# Cataloguing the data

## Example 1: Forced photometry and producing photometric catalogues

The primary use for the galfind `Data` object is the creation of photometric catalogues for public and personal use. Once produced, these catalogues can be loaded into the `Catalogue` class to derive specific properties, which we cover in the [next section](../catalogue/catalogue.rst). In this first galfind release, we implement the ability to produce these using SExtractor only, although we aim to include other codes to perform forced photometry in the near future. 

The `Data.perform_forced_phot()` is used to:
1. Perform forced photometry using a specific selection band, including the possibility of using stacked data
2. Produce a photometric catalogue with aperture (and Kron) fluxes in a range of chosen aperture sizes, and other associated (currently just SExtractor) derived properties
3. Create a README for the catalogue which is updated at runtime to describe what is included

To start with, after loading the same JOF `Data` object we have seen in previous examples, we will make a catalogue using `forced_phot_band=F444W`.

In [2]:
from pathlib import Path
from astropy.table import Table
from copy import deepcopy

from galfind import Stacked_Band_Data, Data
from galfind.Data import morgan_version_to_dir

survey = "JOF"
version = "v11"
instrument_names = ["NIRCam"]
JOF_data = Data.from_survey_version(
    survey, 
    version, 
    instrument_names = instrument_names, 
    version_to_dir_dict = morgan_version_to_dir,
)
JOF_data.perform_forced_phot(forced_phot_band = "F444W")

__init__ imports took 2.3365020751953125e-05s
Reading GALFIND config file from: /nvme/scratch/work/austind/GALFIND/galfind/../configs/galfind_config.ini


TypeError: 'Band_Data' object is not iterable

Now we will search the GALFIND_WORK directory for the individual forced photometry catalogues for each band and the resulting catalogue/README to ensure they exist and have been created correctly.

In [None]:
# search for hpotometric catalogue
if Path(JOF_data.phot_cat_path).is_file():
    print("Photometric catalogue exists at the expected path.")
    # open the photometric catalogue
    phot_cat = Table.read(JOF_data.phot_cat_path)
    print(phot_cat)
else:
    print("Photometric catalogue does not exist at the expected path.")

# search for README
readme_path = JOF_data.phot_cat_path.replace(".fits", "_README.txt")
if Path(readme_path).is_file():
    print("README exists at the expected path.")
    # print the README
    with open(readme_path, "r") as f:
        print(f.read())
        f.close()
else:
    print("README does not exist at the expected path.")

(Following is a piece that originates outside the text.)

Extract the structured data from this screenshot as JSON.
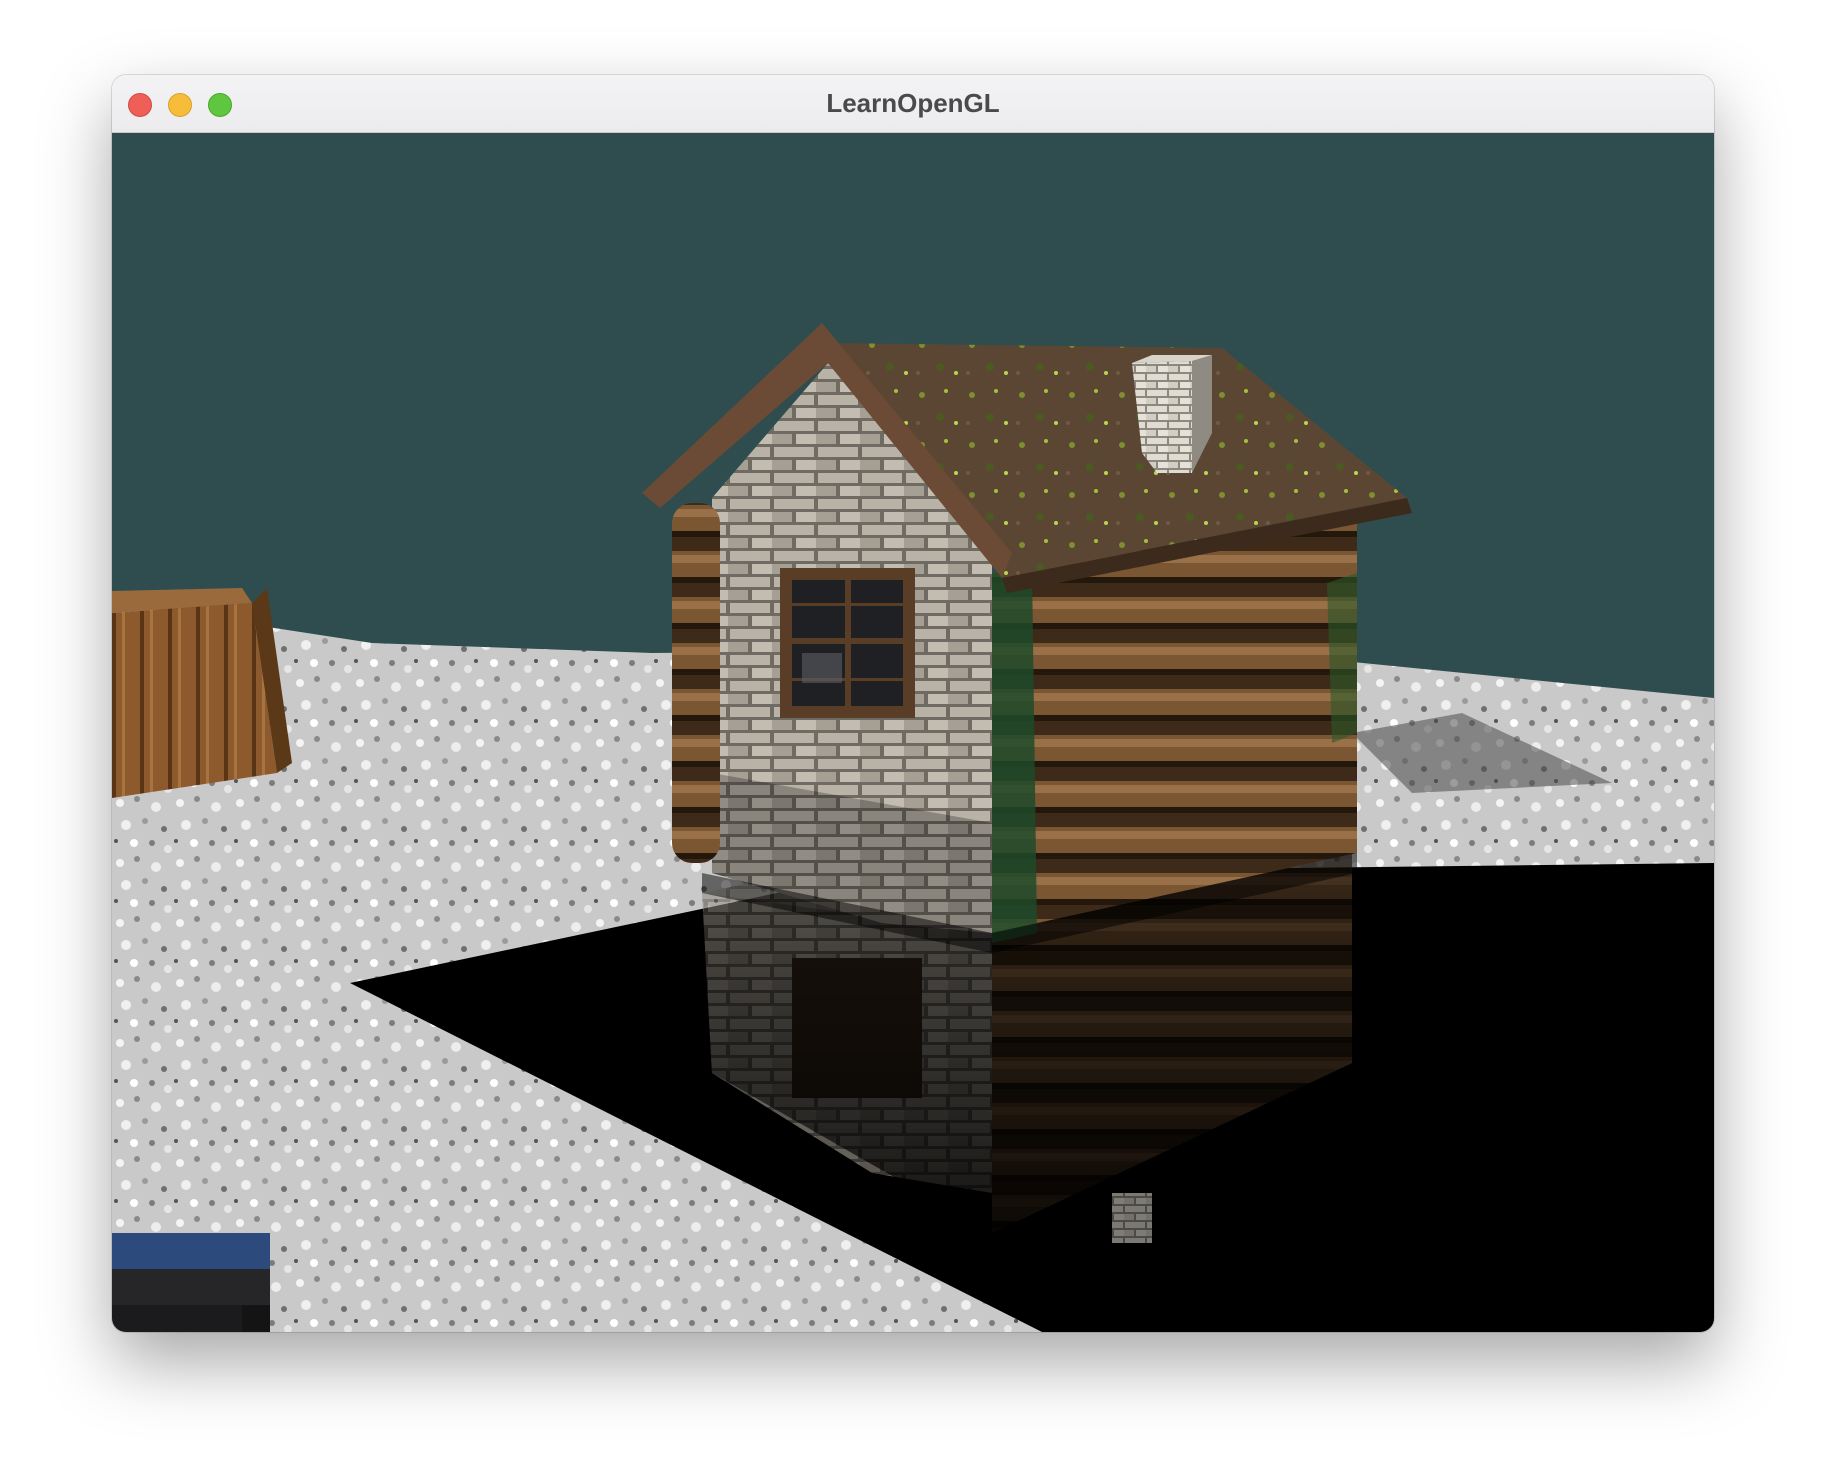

# search for forced photometry catalogues for each included filter
for band_data in JOF_data:
    if Path(band_data.forced_phot_cat_path).is_file():
        print(f"Forced photometry catalogue for {band_data.filter_name} exists at the expected path.")
    else:
        print(f"Forced photometry catalogue for {band_data.filter_name} does not exist at the expected path.")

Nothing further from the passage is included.